Se isso parece muito, é porque é mesmo. O lado não tão positivo da experiência é perceber que a história pausa vezes demais para apresentar um número musical e às vezes até mais de um em seqüência. Parece em excesso e nem sempre com uma deixa narrativa para que a cantoria seja justificada. Mesmo Nashville sendo a capital da música e o filme centrado na cultura da música Country e Folk, não é um show musical também. Isso só se torna um pouco mais aceitável porque tanta música consegue não ser um desastre. Os atores não são dublados ou cantam Waylon Jennings, Johnny Cash e Loretta Lynn, todos usam suas vozes em canções escritas por eles mesmos. Se 1 hora de música parecer excessivo, poderia ser muito pior se fosse 1 hora de música ruim.

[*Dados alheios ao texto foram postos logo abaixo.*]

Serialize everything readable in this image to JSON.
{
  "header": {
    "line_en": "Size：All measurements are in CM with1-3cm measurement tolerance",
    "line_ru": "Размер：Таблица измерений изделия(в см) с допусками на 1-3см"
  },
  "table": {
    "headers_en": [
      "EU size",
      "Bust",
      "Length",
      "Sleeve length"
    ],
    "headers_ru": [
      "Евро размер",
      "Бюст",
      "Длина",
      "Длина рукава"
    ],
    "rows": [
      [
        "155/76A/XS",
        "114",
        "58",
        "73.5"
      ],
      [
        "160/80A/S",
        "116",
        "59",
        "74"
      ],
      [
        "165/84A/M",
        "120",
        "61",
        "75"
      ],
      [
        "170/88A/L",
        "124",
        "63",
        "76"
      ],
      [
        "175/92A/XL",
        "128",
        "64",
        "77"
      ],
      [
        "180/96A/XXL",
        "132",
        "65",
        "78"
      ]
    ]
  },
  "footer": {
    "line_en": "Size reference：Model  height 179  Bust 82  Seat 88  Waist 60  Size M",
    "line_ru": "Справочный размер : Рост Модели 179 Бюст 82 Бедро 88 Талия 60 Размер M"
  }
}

Mas do que “Nashville” se trata mesmo? Não é só uma coisa, e essa é a única certeza sobre o enredo. Nem duas, é praticamente uma para cada personagem diferente, exceto para os que têm o mesmo objetivo. Essa é uma história sobre pessoas seguindo suas próprias agendas, cada um com a sua dominando sua atenção a despeito de todas as outras pessoas ao redor e suas próprias metas. Como dita uma das regras mais básicas de roteiro, basta existir um objetivo e um obstáculo para se ter uma história, então eis 24 personagens que inevitavelmente cruzam caminhos e já se pode imaginar como os eventos se desenrolam. No entanto, essa não é uma obra tradicional e a dinâmica descrita aqui não funciona da forma que se imagina. Há uma essência quase aleatória na forma como os eventos acontecem, como se o acaso fosse o principal norteador da causalidade. Barbara Jean chega de avião e centenas esperam por ela; assim que a moça solta as primeiras palavras ao público, ela desmaia na frente de todo mundo e causa uma comoção. Na saída do aeroporto, algo se desprende de um carro e causa um acidente enorme, deixando as pessoas presas na rodovia; mas nada disso impede a van do candidato à presidência de manter os alto-falantes ligados com o discurso conforme as pessoas saem dos carros para andar entre o movimento. O tom bizarro se mantém ao longo da obra.
O final, então, é a maior demonstração de ironia dramática que se poderia fabricar dentro da proposta de ser um dos filmes mais americanos que já vi. E não no sentido comum da expressão, do sonho americano ou do aspecto comercial de muitas obras americanas, mas pela obra agregar tantos elementos subliminares que fazem parte da experiência americana e muitas vezes passam despercebidos conforme outros aspectos do estilo de vida são evocados em outras obras. “Nashville” é sobre pessoas ambiciosas, hedonismo desenfreado, egoísmo, política e excentricidades artísticas. Ah, e alguém acaba sendo baleado, para não faltar.